Eat Pray Love is so popular that it is almost impossible to not read it.

Having felt ashamed many times on my not having read this book, I quietly ordered the book (before I saw the movie) from Amazon and sat down to read it.

I don’t remember what I expected it to be – maybe more like a chick-lit but it turned out quite different.

The book is a real story and is a short journal from the time when its writer went travelling to three different countries in pursuit of three different things – Italy (Pleasure), India (Spirituality), Bali (Balance) and this is what corresponds to the book’s name – EAT (in Italy), PRAY (in India) and LOVE (in Bali, Indonesia).

These are also the three Is – ITALY, INDIA, INDONESIA.

Though she had everything a middle-aged American woman can aspire for – money, career, friends, Elizabeth was not happy in her life, she wasn’t happy in her marriage.

Having suffered a terrible divorce and a terrible break up soon after, Elizabeth was shattered.

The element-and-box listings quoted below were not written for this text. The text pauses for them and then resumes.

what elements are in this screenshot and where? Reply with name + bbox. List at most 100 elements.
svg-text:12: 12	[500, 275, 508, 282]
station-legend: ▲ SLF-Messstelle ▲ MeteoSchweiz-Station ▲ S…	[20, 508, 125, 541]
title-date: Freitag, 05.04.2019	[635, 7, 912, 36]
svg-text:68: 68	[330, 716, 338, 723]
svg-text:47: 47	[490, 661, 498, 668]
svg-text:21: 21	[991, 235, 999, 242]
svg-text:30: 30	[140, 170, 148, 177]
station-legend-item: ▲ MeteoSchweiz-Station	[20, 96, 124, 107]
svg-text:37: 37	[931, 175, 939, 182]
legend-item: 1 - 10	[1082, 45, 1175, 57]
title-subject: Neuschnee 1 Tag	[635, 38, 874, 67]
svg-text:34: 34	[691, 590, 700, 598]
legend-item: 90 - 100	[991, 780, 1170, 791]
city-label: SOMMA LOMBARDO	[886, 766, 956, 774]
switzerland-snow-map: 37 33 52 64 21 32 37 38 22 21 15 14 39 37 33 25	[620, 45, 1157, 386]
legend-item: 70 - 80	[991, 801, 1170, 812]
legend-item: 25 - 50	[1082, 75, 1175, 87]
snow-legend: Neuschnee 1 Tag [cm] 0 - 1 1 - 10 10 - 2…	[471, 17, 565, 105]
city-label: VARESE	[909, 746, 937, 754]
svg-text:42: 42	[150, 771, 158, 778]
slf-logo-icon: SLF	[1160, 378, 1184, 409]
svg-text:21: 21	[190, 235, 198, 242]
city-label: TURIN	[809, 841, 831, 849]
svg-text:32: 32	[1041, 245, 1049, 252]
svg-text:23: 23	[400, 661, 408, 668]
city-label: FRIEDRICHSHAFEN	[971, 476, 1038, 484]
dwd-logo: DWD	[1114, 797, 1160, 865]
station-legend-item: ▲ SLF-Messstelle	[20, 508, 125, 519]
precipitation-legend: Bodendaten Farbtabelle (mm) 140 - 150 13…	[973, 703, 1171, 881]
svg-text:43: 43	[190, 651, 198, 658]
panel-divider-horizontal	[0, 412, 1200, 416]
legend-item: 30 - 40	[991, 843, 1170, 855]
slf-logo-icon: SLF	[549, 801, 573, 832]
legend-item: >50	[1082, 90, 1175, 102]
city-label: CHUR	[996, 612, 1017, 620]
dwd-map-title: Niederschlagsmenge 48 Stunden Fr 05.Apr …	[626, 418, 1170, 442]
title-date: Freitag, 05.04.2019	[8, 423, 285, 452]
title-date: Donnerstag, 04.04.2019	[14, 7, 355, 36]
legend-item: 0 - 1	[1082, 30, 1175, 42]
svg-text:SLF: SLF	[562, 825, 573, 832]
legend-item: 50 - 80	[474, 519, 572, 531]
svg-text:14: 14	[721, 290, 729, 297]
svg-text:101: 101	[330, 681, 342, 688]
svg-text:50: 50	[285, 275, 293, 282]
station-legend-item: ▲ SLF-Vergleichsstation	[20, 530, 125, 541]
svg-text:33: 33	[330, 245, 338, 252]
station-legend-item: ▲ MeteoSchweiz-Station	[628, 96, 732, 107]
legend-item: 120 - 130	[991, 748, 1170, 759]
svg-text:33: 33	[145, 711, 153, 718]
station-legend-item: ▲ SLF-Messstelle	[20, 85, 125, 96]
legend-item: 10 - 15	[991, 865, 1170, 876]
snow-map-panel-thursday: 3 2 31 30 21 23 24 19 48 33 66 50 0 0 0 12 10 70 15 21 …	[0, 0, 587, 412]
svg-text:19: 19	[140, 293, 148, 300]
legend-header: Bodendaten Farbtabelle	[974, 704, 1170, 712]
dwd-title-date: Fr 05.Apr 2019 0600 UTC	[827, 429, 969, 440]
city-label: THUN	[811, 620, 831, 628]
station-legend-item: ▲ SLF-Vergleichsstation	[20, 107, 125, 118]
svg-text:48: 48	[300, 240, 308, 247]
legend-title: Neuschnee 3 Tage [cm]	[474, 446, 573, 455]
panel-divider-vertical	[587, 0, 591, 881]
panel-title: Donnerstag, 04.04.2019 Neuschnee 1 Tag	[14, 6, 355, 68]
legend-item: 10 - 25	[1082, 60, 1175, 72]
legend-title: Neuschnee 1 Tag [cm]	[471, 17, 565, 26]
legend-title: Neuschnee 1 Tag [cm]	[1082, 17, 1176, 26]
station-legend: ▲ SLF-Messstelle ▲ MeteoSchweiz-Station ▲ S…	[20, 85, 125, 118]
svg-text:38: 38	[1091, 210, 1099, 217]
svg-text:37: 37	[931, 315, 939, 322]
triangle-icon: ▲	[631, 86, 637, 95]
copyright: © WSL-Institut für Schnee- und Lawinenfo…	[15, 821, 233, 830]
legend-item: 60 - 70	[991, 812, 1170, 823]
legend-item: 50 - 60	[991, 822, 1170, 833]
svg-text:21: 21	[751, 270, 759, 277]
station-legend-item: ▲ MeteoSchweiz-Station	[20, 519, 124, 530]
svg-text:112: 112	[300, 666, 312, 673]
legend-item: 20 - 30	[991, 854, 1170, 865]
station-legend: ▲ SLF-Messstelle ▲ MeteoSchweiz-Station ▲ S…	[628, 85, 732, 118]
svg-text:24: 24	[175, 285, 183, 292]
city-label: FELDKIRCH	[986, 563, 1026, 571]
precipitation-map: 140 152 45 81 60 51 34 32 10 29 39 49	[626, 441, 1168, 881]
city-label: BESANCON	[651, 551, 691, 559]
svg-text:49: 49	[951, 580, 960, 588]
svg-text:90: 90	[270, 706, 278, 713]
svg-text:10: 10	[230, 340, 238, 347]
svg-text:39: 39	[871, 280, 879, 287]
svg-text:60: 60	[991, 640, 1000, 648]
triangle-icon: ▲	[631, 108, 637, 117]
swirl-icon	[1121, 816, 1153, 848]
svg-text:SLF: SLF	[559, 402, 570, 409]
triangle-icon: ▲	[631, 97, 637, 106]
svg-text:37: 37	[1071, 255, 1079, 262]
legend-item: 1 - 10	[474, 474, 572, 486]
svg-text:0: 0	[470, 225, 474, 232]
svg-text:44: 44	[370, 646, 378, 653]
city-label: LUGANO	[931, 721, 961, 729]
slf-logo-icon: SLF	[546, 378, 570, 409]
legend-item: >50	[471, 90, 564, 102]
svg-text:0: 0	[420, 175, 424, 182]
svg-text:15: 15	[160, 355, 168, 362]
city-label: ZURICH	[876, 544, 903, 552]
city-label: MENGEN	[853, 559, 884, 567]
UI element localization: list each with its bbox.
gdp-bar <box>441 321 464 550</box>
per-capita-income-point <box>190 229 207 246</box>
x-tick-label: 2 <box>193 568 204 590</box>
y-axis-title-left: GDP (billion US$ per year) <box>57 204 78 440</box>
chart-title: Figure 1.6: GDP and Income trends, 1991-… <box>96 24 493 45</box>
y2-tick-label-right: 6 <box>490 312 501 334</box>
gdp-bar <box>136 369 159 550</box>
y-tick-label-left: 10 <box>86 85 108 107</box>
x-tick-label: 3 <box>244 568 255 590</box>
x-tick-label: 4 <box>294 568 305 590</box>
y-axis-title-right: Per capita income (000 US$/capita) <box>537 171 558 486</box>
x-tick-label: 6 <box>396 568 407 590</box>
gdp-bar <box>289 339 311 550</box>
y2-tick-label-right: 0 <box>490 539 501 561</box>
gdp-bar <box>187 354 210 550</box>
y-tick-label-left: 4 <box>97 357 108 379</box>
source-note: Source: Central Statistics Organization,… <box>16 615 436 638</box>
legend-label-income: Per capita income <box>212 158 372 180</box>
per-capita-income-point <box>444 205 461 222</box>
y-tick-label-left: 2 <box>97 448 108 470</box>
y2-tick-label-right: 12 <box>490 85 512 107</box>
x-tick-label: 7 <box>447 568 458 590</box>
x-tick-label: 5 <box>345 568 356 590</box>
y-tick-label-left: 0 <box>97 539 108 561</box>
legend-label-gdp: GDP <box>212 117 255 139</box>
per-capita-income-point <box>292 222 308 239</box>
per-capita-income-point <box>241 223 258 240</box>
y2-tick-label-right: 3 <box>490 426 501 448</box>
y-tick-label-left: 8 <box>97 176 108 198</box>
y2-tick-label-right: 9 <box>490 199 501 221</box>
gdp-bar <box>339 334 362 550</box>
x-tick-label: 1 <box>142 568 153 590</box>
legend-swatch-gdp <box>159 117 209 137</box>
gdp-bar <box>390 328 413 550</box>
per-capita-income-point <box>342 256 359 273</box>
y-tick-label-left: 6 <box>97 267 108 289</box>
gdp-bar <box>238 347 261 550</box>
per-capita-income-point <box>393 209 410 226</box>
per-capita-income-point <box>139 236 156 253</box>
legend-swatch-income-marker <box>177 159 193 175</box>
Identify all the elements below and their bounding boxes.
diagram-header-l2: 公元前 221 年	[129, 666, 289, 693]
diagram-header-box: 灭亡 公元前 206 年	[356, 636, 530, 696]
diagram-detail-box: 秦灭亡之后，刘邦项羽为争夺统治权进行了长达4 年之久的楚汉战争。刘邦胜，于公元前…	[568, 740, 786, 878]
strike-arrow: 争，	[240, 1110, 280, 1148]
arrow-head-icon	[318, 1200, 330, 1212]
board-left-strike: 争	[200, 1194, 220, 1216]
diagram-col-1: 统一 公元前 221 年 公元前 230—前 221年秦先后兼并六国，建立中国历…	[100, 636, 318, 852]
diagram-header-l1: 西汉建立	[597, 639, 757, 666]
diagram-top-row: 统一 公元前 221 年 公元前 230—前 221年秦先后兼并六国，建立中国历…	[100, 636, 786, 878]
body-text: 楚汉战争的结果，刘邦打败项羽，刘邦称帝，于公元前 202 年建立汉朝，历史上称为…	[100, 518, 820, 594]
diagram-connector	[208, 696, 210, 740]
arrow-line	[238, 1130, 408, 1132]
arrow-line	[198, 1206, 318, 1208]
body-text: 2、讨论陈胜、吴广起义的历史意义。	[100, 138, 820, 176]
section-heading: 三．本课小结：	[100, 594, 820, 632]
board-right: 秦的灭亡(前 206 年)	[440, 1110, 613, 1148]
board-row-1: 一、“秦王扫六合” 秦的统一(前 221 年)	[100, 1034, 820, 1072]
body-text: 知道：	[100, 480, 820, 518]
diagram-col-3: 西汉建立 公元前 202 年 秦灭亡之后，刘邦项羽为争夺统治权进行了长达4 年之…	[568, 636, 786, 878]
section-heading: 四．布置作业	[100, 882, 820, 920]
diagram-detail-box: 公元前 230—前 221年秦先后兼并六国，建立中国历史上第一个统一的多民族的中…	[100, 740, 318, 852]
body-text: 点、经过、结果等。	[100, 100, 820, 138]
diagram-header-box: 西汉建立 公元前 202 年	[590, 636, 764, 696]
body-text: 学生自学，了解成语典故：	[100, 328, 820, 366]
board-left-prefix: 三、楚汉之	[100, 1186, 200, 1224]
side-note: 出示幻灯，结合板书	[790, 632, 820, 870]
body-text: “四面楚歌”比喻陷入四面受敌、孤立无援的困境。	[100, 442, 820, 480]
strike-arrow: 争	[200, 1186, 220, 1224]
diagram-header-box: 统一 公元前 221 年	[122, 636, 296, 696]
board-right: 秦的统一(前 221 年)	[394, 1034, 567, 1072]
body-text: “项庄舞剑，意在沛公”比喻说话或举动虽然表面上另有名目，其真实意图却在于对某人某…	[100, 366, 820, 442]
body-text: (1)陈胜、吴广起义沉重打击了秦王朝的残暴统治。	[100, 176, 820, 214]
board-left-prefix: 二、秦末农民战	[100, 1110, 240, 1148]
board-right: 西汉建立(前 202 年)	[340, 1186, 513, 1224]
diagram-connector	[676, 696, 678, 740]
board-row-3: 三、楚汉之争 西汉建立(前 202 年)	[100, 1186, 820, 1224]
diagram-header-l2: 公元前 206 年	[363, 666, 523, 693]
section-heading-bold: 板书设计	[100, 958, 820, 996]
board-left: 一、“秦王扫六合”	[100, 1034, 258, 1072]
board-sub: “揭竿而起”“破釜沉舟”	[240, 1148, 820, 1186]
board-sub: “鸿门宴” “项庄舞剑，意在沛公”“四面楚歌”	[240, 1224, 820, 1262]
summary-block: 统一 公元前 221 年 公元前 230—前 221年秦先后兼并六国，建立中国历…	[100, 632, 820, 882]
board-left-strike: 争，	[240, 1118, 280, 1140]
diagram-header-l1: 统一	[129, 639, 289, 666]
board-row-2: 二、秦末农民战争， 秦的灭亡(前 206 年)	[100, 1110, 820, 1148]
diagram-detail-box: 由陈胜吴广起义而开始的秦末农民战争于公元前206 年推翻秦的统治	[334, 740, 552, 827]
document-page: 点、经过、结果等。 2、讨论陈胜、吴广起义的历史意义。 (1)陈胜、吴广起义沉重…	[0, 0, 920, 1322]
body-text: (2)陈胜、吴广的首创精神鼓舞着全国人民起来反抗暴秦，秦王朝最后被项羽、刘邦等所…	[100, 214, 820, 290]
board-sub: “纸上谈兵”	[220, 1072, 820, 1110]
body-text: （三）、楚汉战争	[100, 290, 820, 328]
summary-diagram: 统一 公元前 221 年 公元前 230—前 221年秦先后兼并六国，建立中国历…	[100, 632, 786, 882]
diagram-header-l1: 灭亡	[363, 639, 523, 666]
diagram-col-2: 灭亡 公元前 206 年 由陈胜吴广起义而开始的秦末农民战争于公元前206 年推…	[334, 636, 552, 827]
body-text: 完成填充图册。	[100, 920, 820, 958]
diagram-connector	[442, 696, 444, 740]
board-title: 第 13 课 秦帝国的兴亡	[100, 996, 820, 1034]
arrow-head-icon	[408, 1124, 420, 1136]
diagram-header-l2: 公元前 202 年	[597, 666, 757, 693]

She didn’t know where to go and what to do – all she knew was that she wanted to run away. So she set out on a weird adventure – she will go to three countries in a year and see if she can find out what she was looking for in life.

This book is about that life-changing journey that she takes for one whole year.

Eat Pray Love is very beautifully divided into three phases, each one dedicated to a single country.

I love the way she has written exactly 36 chapters (or tales as she calls them) about each country. I also loved the way she has enjoyed each country the way she did.

I have always wanted to go to Italy, but having read this book I have fallen in love with Italy and everything Italian.

That little tale about how she went to a discreet little rundown place in Naples and discovered the world’s best pizza in those dingy lanes is indeed adventure inspiring and after reading that you just want to do the same thing right then and there.

I also loved the tales of her stay in India – of how she came close to spirituality and God.

She doesn’t fool you saying it’s really easy to seek the divine and become spiritual. Instead, she very candidly talks about her own hardships in being able to do so.

And this is the only reason that I have rated “Eat Pray Love” most in the candidness department.

But no matter how hard her stint at the ashram was, her book is full of life and vigour, of hardships and adventure and that is what I liked most about it. It is like a journal and yet somewhat like a novel. It is both entertaining and inspiring.

Her stints at the ashram in India, at learning Italian, at finding love and helping a poor woman in Bali are full of experiences and thrill.

For me, there were only a few dull moments but that can easily be overlooked. I rate Eat Pray Love three and a half star out of five stars and recommend it to all my soul searching and travel-loving readers.